La revelación de la identidad del muerto les alegró mucho, y no pudieron evitar traslucir esa impresión. El tatuador debió de pensar que también él merecía una gratificación y que un trago de güisqui era su mejor recompensa; y eso es lo que hizo.
—Así está mejor —dijo, dio un chasquido con su lengua y encendió otro cigarrillo—. Al ver esta mañana la foto de la mosca, no dudé de que se trataba de Pieter Breitner, mi compatriota. Pero no es esa fotografía la que me lo ha recordado. Tengo otros motivos para que su cara y su nombre se me hayan quedado grabados con mayor consistencia que el tatuaje que le hice: su belleza —los agentes se miraron, sorprendidos—. Su belleza, sí; como ya he dicho, me dejó huella. Cierro los ojos y lo estoy viendo. Si se me quedó grabado fue por su belleza ambigua y por lo extraño de su encargo: ¿Quién viene pidiéndote que le tatúes una mosca de El Bosco y que se la tatúes ahí? Yo he hecho tatuajes en todas las partes del cuerpo: en el rostro, en el lóbulo de la oreja, en los glúteos, alrededor del ombligo... sin embargo, era la primera vez que me pedían un tatuaje ahí, justo donde arranca el miembro. ¡Qué herramienta, Dios mío, nunca vi cosa igual, una verdadera joya! —como viese que a los agentes no les había gustado el comentario, moderó la fogosidad de sus expresiones y siguió—: Tengo otros casos raros que no se me olvidarán nunca. Recuerdo uno que me sucedió en Ámsterdam. Un día vino a mi estudio una mujer italiana, bellísima, de curvas impresionantes, tendría unos cuarenta años muy bien llevados. Se empeñó en que le tatuase una cobra con su legua bífida amenazadora. Ya saben, la cobra es un símbolo fálico. Tenía que ser algo terrible y excitante. Eso estaba dentro de lo normal. Lo extraño fue cuando, para localizar el lugar idóneo del tatuaje, hizo que me desnudara y la montase por detrás a fin de que yo mismo determinase el punto de sus nalgas donde debía grabarlo, de modo que, al verlo, aumentase el ardor sexual de sus amantes. Y se lo hice, claro que se lo hice, pero fueron necesarias muchas sesiones... —se rió descaradamente— Cuando Pieter se miró en el espejo, quedó muy satisfecho de mi trabajo. A partir de ese momento, no diré que nos hiciésemos amigos, pero venía alguna vez a verme y charlábamos. Un joven de belleza perturbadora; sí, señores.
—¿Y no le preguntó usted qué significaba ese tatuaje y por qué lo quería precisamente en ese lugar?
—No; un buen profesional trata de complacer a su cliente pero no pregunta, debe morderse la lengua y no dejarse llevar por la curiosidad. Más adelante, cuando hubo confianza entre nosotros, me habló mucho de los Hermanos del Espíritu Libre, hermandad secreta a la que perteneció El Bosco y para la que pintó la tabla de El Jardín de las Delicias... Se le iluminaba el rostro cuando hablaba de ese tema. Supuse que el tatuaje de la "mosca" podía ser la contraseña de los miembros de esa secta.
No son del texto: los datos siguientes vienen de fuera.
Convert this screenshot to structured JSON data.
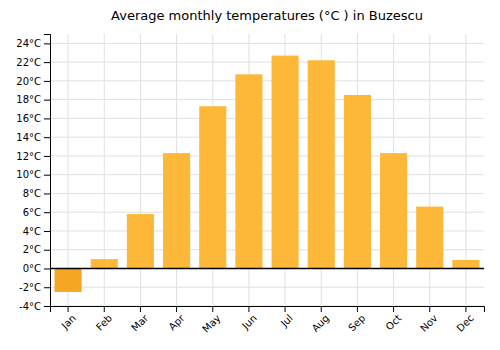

—¿La secta del Espíritu Libre? Nunca oí hablar de ella.
—Tampoco yo.
—¿Pertenecía Pieter a esa secta?
—No sabría responderles —respondió.
Como viera el señor Heemskerck que los agentes iban apretando más y más en sus preguntas, se sintió acosado.
—Yo me limité a escucharle, sin hacerle preguntas —dijo—. Tampoco me interesaba el tema... Les he dicho todo lo que sé. Pieter siempre me pareció un buen muchacho; con mucha imaginación y puede que demasiada fantasía.
Por la manera de hablar el señor Heemskerck, su relación con Pieter Breitner había sido algo más que la normal con un cliente, y el güisqui, sin lugar a dudas, le había avivado agradables recuerdos.
Al fin, los agentes pudieron regresar a Madrid no con demasiados datos pero sí con algo positivo en sus manos. El señor Heemskerck les había revelado la identidad del muerto y, sin pretenderlo, también había destapado otras incógnitas inquietantes.